Le visage d'Owens apparut dans l'entrebâillement de ma porte ce qui me fit tressauter. Il s'était enfin levé ! J'ouvris mes bras, lui proposant de venir contre moi. Je me décalais sur le lit pour lui faire de la place.
— Comment tu vas ? demandai-je un grand sourire aux lèvres.
— Je viens de dîner avec Palm' et le petit grincheux, répondit-il en levant les yeux au plafond, l'air pensif. Ça m'a fait du bien de les retrouver. J'espère qu'ils ne m'en veulent pas trop.
— T'en fais pas pour ça, toute cette période a été difficile pour tout le monde ici. Même Jayden.
Owens afficha un sourire sincère.
— Merci d'être une amie incroyable, Elizabeth Evans.
Je me sentis rougir à vue d'œil et mon ami éclata de rire face à ma réaction.
— Au fait, que faisais-tu avec cette feuille et ce crayon ?
— Euh, je...
— C'est une autre lettre pour Moreno ?
— Non, là je...
Une lettre. Une lettre ?
— Une lettre ! Bien sûr ! Oh merci Owens, je t'adore !
Je me précipitai sur ma feuille et attrapai d'un coup de main le stylo.
2. La deuxième lettre de l'alphabet. B. Ensuite 0.
— Merde ! Ça ne marche plus !
Et si ce n'était pas deux et zéro mais vingt ? Alors on aurait T. E. A. D. Ce qui ne voulait rien dire.
— C'est pas possible, m'exaspérai-je en m'affalant sur le dos.
— Tu as l'air concentrée, je ne vais pas te déranger.
— Tu peux rester ! m'exclamai-je en me redressant.
— Ne t'inquiète pas ! De toute façon je dois aller dormir, demain j'ai des rendez-vous médicaux toute la matinée. Je rentrerai vers quatorze heures.

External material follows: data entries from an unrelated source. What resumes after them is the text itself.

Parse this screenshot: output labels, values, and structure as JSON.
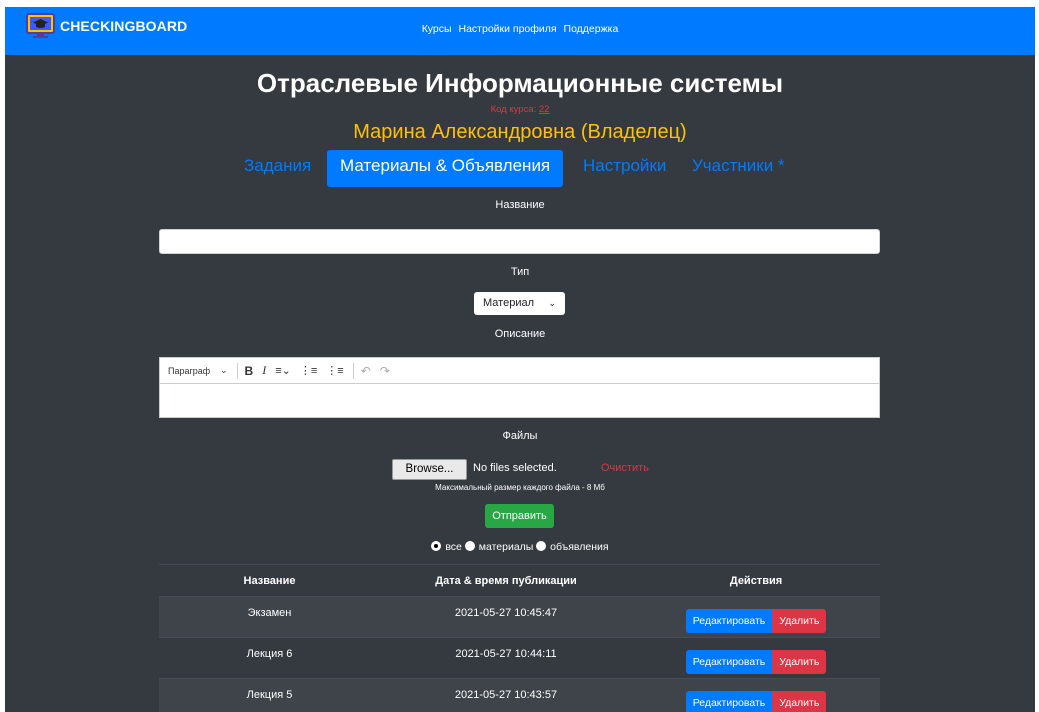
{
  "navbar": {
    "brand": "CHECKINGBOARD",
    "links": [
      "Курсы",
      "Настройки профиля",
      "Поддержка"
    ],
    "color": "#007bff"
  },
  "course": {
    "title": "Отраслевые Информационные системы",
    "code_label": "Код курса:",
    "code_value": "22",
    "owner": "Марина Александровна (Владелец)"
  },
  "tabs": [
    {
      "label": "Задания",
      "active": false
    },
    {
      "label": "Материалы & Объявления",
      "active": true
    },
    {
      "label": "Настройки",
      "active": false
    },
    {
      "label": "Участники *",
      "active": false
    }
  ],
  "form": {
    "name_label": "Название",
    "name_value": "",
    "type_label": "Тип",
    "type_selected": "Материал",
    "description_label": "Описание",
    "editor": {
      "paragraph_select": "Параграф",
      "icons": [
        "bold-icon",
        "italic-icon",
        "align-icon",
        "bulleted-list-icon",
        "numbered-list-icon",
        "undo-icon",
        "redo-icon"
      ]
    },
    "files_label": "Файлы",
    "browse_label": "Browse...",
    "no_files": "No files selected.",
    "clear_label": "Очистить",
    "max_size": "Максимальный размер каждого файла - 8 Мб",
    "submit_label": "Отправить"
  },
  "filters": {
    "options": [
      "все",
      "материалы",
      "объявления"
    ],
    "selected": "все"
  },
  "table": {
    "headers": [
      "Название",
      "Дата & время публикации",
      "Действия"
    ],
    "rows": [
      {
        "name": "Экзамен",
        "datetime": "2021-05-27 10:45:47"
      },
      {
        "name": "Лекция 6",
        "datetime": "2021-05-27 10:44:11"
      },
      {
        "name": "Лекция 5",
        "datetime": "2021-05-27 10:43:57"
      }
    ],
    "edit_label": "Редактировать",
    "delete_label": "Удалить"
  }
}
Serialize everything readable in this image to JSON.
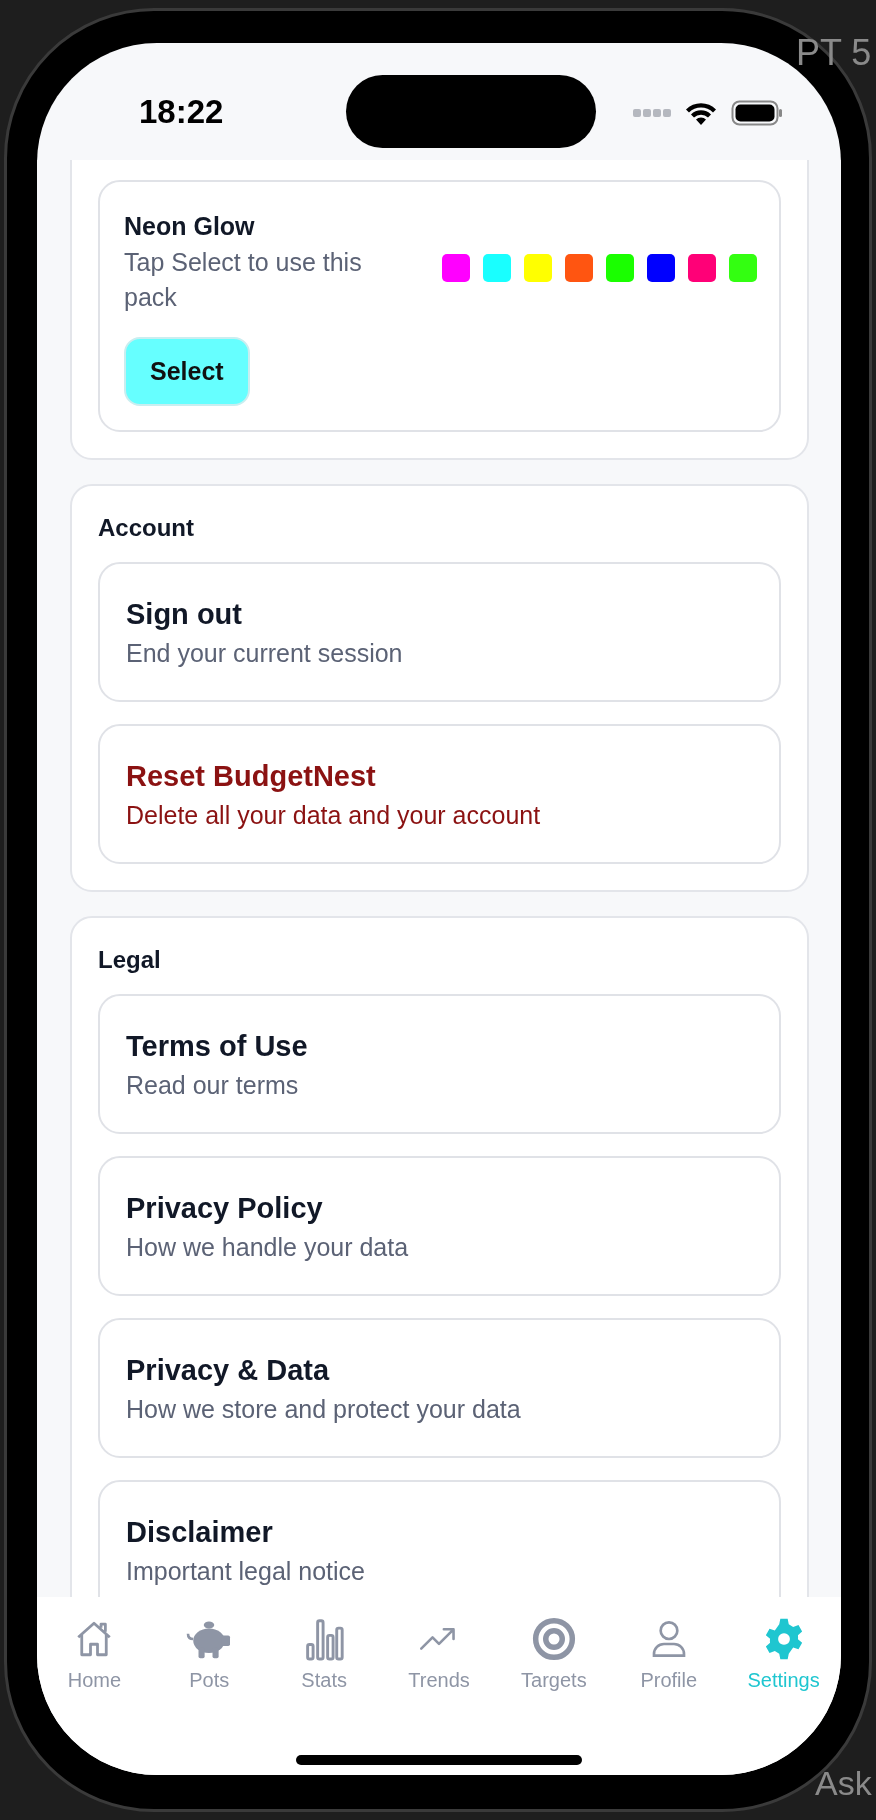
{
  "backdrop": {
    "top_text": "PT 5",
    "bottom_text": "Ask"
  },
  "status_bar": {
    "time": "18:22"
  },
  "theme_pack": {
    "name": "Neon Glow",
    "description": "Tap Select to use this pack",
    "button": "Select",
    "swatches": [
      {
        "color": "#ff00ff"
      },
      {
        "color": "#19ffff"
      },
      {
        "color": "#ffff00"
      },
      {
        "color": "#ff5511"
      },
      {
        "color": "#1aff00"
      },
      {
        "color": "#0000ff"
      },
      {
        "color": "#ff0077"
      },
      {
        "color": "#33ff11"
      }
    ]
  },
  "sections": [
    {
      "title": "Account",
      "items": [
        {
          "kind": "normal",
          "title": "Sign out",
          "subtitle": "End your current session"
        },
        {
          "kind": "danger",
          "title": "Reset BudgetNest",
          "subtitle": "Delete all your data and your account"
        }
      ]
    },
    {
      "title": "Legal",
      "items": [
        {
          "kind": "normal",
          "title": "Terms of Use",
          "subtitle": "Read our terms"
        },
        {
          "kind": "normal",
          "title": "Privacy Policy",
          "subtitle": "How we handle your data"
        },
        {
          "kind": "normal",
          "title": "Privacy & Data",
          "subtitle": "How we store and protect your data"
        },
        {
          "kind": "normal",
          "title": "Disclaimer",
          "subtitle": "Important legal notice"
        }
      ]
    }
  ],
  "tab_bar": [
    {
      "label": "Home",
      "selected": false
    },
    {
      "label": "Pots",
      "selected": false
    },
    {
      "label": "Stats",
      "selected": false
    },
    {
      "label": "Trends",
      "selected": false
    },
    {
      "label": "Targets",
      "selected": false
    },
    {
      "label": "Profile",
      "selected": false
    },
    {
      "label": "Settings",
      "selected": true
    }
  ]
}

— Oh. Et bien... Bon courage.
Owens m'embrassa sur la joue et sortit de ma chambre quelques secondes plus tard. Je m'allongeais de nouveau sur mon lit, tapotant le capuchon du stylo contre mon menton.
T.E.A.D. Ça ne veut vraiment rien dire. Owens aurait peut-être pu m'aider mais c'était trop tard. J'allais devoir attendre demain à quatorze heures.
— Hein ?
Je me relevai brusquement.
— Quatorze ! m'écriai-je à moi-même. Ce n'est pas un et quatre mais quatorze ! Owens, si tu savais à quel point je t'aime !
Le mot devenait donc T.E.N. TEN.
Était-ce une heure ? Comme dix heures du matin ou du soir ? Dix quoi ?
Je me précipitai hors de ma chambre et dévalai les escaliers jusqu'à la cuisine. Comme je l'imaginais, Jayden se trouvait là, accoudé contre l'îlot central, contemplant les poissons argentés de l'aquarium, un cigarillo dans la main.
— J'ai trouvé, murmurai-je complètement essoufflée, les mains appuyées contre mes genoux.
Je lui tendis le papier dans un dernier effort et m'affalai sur l'une des chaises hautes.
— Et bien ?
— Le code sur le ticket. Ça veut dire Ten.
— Ten ?
Je hochai la tête. Jayden posa sa tasse de chocolat chaud sur l'îlot, et examina mes théories de plus près. Il fronça les sourcils avant de secouer la tête.
— Ce n'est pas un mot.
— Comment ça ?
— Ten. T, E, N, épela-t-il. Ce sont des initiales. Tu aurais dû t'en douter, t'as l'habitude des acrostiches, non ? dit-il avec un sourire pervers.
Je levai les yeux au ciel.
— Représentent-elles quelqu'un ?
Jayden prit un air grave qui était loin d'être rassurant. Il avait tout compris, et d'après son expression, cela devait être pire que ce que l'on pensait.
— Non, un endroit, Liz. Un endroit.
Il poussa un long soupir et bascula sa tête en arrière avant de reprendre.
— Je t'avais dit que tu n'irais plus jamais là-bas. Mais on dirait bien que je vais devoir revenir sur ma décision.